En las sociedades contemporáneas se han producido dos fenómenos sociológicos de relevancia política (y viceversa): En primer lugar, el insondable alejamiento que la población ha sufrido con respecto a los centros de toma de decisiones ha favorecido la comprensión del Estado como instancia necesaria para la superación de la impotencia de la ciudadanía a la hora de gobernarse a sí misma. En segundo lugar, el acercamiento de la política espectáculo a las masas para que disfruten de ella como uno más de los productos de exhibición y consumo, ha agigantado la importancia cutural del individuo, completamente aislado e ininterrumpidamente opinador sobre cualquier cosa, hasta representarlo ante sí mismo a imagen y semejanza del propio Estado. Al Estado, la decisión; al ciudadano la opinión. Puede comprenderse así la semejanza entre opinión y mentira que estableció Platón; puede comprenderse la vocación de tantas y tantas personas hacia el egotismo necesariamente sumiso ante la administración que gestiona su acomodaticio ser social y místicamente entregado a la noosfera digital que acoge su libérrimo ser artístico; pueden comprenderse la doxofagia y la doxorrea que campan por bares, púlpitos, cátedras, blogs y night shows.
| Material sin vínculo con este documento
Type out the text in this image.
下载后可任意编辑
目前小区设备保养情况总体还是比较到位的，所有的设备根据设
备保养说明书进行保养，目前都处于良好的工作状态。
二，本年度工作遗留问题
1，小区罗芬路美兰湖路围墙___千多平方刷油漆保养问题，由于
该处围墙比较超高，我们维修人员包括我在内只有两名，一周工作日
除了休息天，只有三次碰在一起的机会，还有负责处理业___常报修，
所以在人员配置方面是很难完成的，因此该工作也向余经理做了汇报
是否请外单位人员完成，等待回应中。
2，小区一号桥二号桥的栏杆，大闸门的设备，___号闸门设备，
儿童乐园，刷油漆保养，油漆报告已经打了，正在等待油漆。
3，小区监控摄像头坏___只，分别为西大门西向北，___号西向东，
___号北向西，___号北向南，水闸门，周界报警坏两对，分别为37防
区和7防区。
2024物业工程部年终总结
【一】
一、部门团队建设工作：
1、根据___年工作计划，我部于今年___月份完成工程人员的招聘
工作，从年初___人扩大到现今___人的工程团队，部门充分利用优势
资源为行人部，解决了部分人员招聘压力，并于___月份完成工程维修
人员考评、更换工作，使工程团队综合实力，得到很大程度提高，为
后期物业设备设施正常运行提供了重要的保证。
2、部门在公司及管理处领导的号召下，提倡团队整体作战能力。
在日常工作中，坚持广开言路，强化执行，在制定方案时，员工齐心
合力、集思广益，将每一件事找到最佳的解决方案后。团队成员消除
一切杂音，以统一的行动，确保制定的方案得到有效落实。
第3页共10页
La lucha por la hegemonía mediática -conscientemente confundida con la social- es una de las más necesarias en la política de Estado, la cual, por definición, está concebida contra la ciudadanía. Muchos de quienes piden la salida en masa a la calle, de aquellos que claman por la revolución, sólo utilizan estas consignas para difundir su doctrina. Este peligroso género de demagogos ya ha demostrado, con ridículas contradicciones, insultos y desprecio, que será el enemigo más encarnizado de cualquier movimiento social que no lo tenga por su gracioso caudillo. De la hipertrofia del Estado-individuo a la megalomanía del individuo-Estado para mantener el equilibrio de la sociedad de dos clases: los poderosos, sus representantes mediáticos y los aspirantes a ser unos u otros, de aquel lado, y los sometidos, de este.
Pero, como dice Zygmunt Bauman, la globalización ha convertido tanto a uno, Estado, como a otro, individuo, en impotentes. El antaño todopoderoso Estado-Nación se muestra inoperante a la hora de poner freno a las crisis que desbordan su capacidad de acción porque no cuenta en su seno con las instituciones precisas para hacer responsable de los hechos políticos a la sociedad toda y, en foros internacionales, con organismos capaces de abordar los problemas que exigen cooperación interestatal. A su vez, el ciudadano, cargado con atribuciones que no le son propias, no posee la fuerza necesaria para solucionar las situaciones de las que se cree culpable. Y, en política, la frustración es madre del oportunismo y del escepticismo y, ambos, tutores del conformismo.
Además, como consecuencia del desbordamiento de la conciencia individualista que ha causado nuestra cultura, se produce un tercer fenómeno: la emulsión social. Los grupos humanos creados entorno a cualquier interés o credo tienden a individuarse e, individuándose adquieren las taras del individuo reflejado en el Estado. La impensable autoidentidad transformada en principio de vida y en consigna política que, si no son síntomas de pura alienación, son identificación con la teológica totipotencia estatal, llamada soberanía sin serlo, lo que convierte a todas estas entidades en inhábiles para la política. Es el síndrome de Narciso. Pero Narciso es endogámico hasta la extinción. Todos los automatismos que, no siendo puramente fisiológicos, se pretenden ontológicos del ser humano están inspirados en la vivencia del Estado automatón: autorrealización, autodeterminación, autocreación, autodesarrollo, autoconfianza, autonomía, autogobierno… Nada de esto es posible si el ser humano es profundamente dependiente de lo otro y de los otros. La política, vista por los liberales como producto de la decisión individual y autónoma de quienes se sienten llamados a dirigir a otros, un medio de la ambición, un peligro, no es sino una consecuencia inevitable del estar naturalmente heterodeterminados y de ser ontológicamente libres.
La situación descrita, de ser cierta, tiene causa en que existe un inmenso desequilibrio entre el poder y la política. Muchos son quienes ofrecen o piden un nuevo diseño institucional que permita solucionar el problema, pero ¿quién realizará el diseño? La decisión sobre cómo se gobierna una sociedad no puede ser objeto de profesionales; si el periodo constituyente es responsabilidad de representantes políticos que cuentan como inevitables fautores con delegados de las grandes empresas, de los centros académicos y de la cultura, entonces lo constituido es la casta administradora del Estado. La solución a un problema, si esta significa el acceso a una nueva realidad institucional, a una nueva constitución del Estado, debe ser pensada, debatida y decidida por cualquiera que esté interesado en hacerlo. De esta forma la sociedad, organizándose libremente, configurará el Estado, y no al revés. Las asambleas de distrito podrían servir de herramienta a este fin.